その時、エリオットがぴくりと鼻を動かし、声を上げる。
「……獣の匂いがする!」
一斉に立ち上がる四人。次の瞬間、背の高い草むらが不穏に揺れた。そこから、彼らの体ほどもあるクマが姿を現し、唸り声とともに睨みつけてくる。
「来たわよ!」
エンジェルがすかさず火の魔法を放ち、エリオットの矢がそれに続く。クマが怯んだ一瞬の隙を突き、テオドールが斬りかかった。
「え、えっと……私は何をすれば……」
右往左往するキャサリンに、エンジェルが鋭く叫ぶ。
「持ってきたアイテムを使いなさい! 錬金術師でしょ!」
「あ、あった! 煙玉ね!」
キャサリンは鞄から丸い球体を取り出し、導火線に火を点ける。そして、勢いよくクマに向かって投げた――
――直後、乾いた爆音が鳴り響いた。
「バカ! 刺激してどうするのよ!」
「ご、ごめんっ、爆弾だった……」
幸いにも爆音に驚いたクマは、そのまま草むらの中へ退散していった。四人はホッと息をつく。
「みんな、ケガは……?」
エンジェルが周囲を見渡す。キャサリンもエリオットも無事だった。だが――
「……テオドール、後ろ!」
キャサリンが叫んだ。
気づけば、いつの間に現れたのか、異形の魔物がテオドールの背後に立っていた。巨大な単眼がぎょろりと動く。
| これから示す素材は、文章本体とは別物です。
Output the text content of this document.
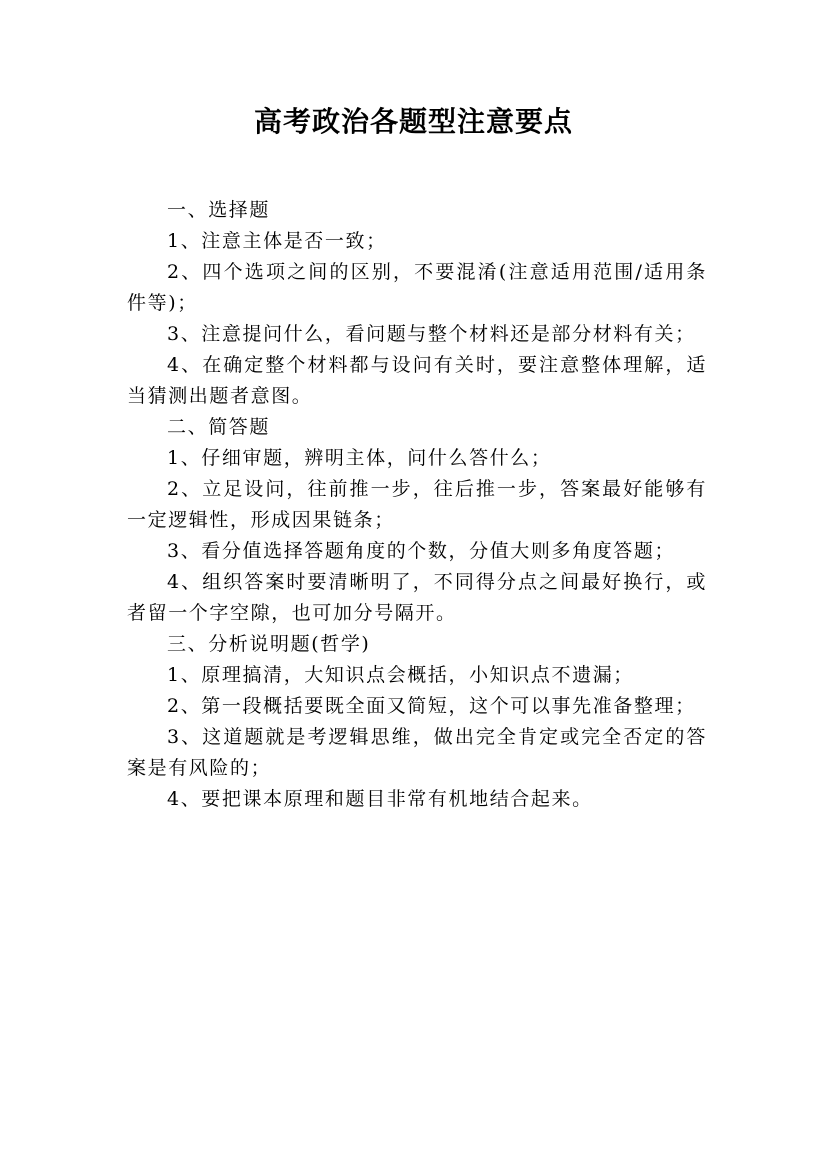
高考政治各题型注意要点

一、选择题

1、注意主体是否一致；

2、四个选项之间的区别，不要混淆(注意适用范围/适用条件等)；

3、注意提问什么，看问题与整个材料还是部分材料有关；

4、在确定整个材料都与设问有关时，要注意整体理解，适当猜测出题者意图。

二、简答题

1、仔细审题，辨明主体，问什么答什么；

2、立足设问，往前推一步，往后推一步，答案最好能够有一定逻辑性，形成因果链条；

3、看分值选择答题角度的个数，分值大则多角度答题；

4、组织答案时要清晰明了，不同得分点之间最好换行，或者留一个字空隙，也可加分号隔开。

三、分析说明题(哲学)

1、原理搞清，大知识点会概括，小知识点不遗漏；

2、第一段概括要既全面又简短，这个可以事先准备整理；

3、这道题就是考逻辑思维，做出完全肯定或完全否定的答案是有风险的；

4、要把课本原理和题目非常有机地结合起来。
テオドールは咄嗟のことに体が固まり、逃れることができない。
「そうはさせるかっ!」
エリオットが矢をつがえ、思いきり引き絞った。それはぎりぎりテオドールの頬をかすめ、魔物の目を正確に射抜く。
「ギャァァァッ!」
魔物は断末魔を上げながら、奥の茂みに姿を消した。
「大丈夫か!」
駆け寄ったエリオットに、テオドールは一瞬呆然とした表情を見せた後、震えながら身を寄せた。恐怖が遅れてやってきたのだろう。エリオットはその大きな体を、そっと抱くように支える。
「やだ、血が出てるじゃない」
テオドールの頬には、かすった矢による細い傷があり、赤く滲んでいた。エンジェルがそっと手のひらを当てると、淡い光が傷口を包み、すぐに血は止まった。
「……魔法使いなのに、回復もできるんだな」
エリオットが感心する。
「伊達に僧侶をやってたわけじゃないからね」
エンジェルは鼻を鳴らして、どこか得意げに微笑む。
男たちが笑い合う輪の外で、キャサリンはしょんぼりと肩を落とした。
「……私の心配も、ちょっとくらいしてくれてもいいんですけど?」
ポツリと呟いた言葉が、木々のざわめきにかき消されていった。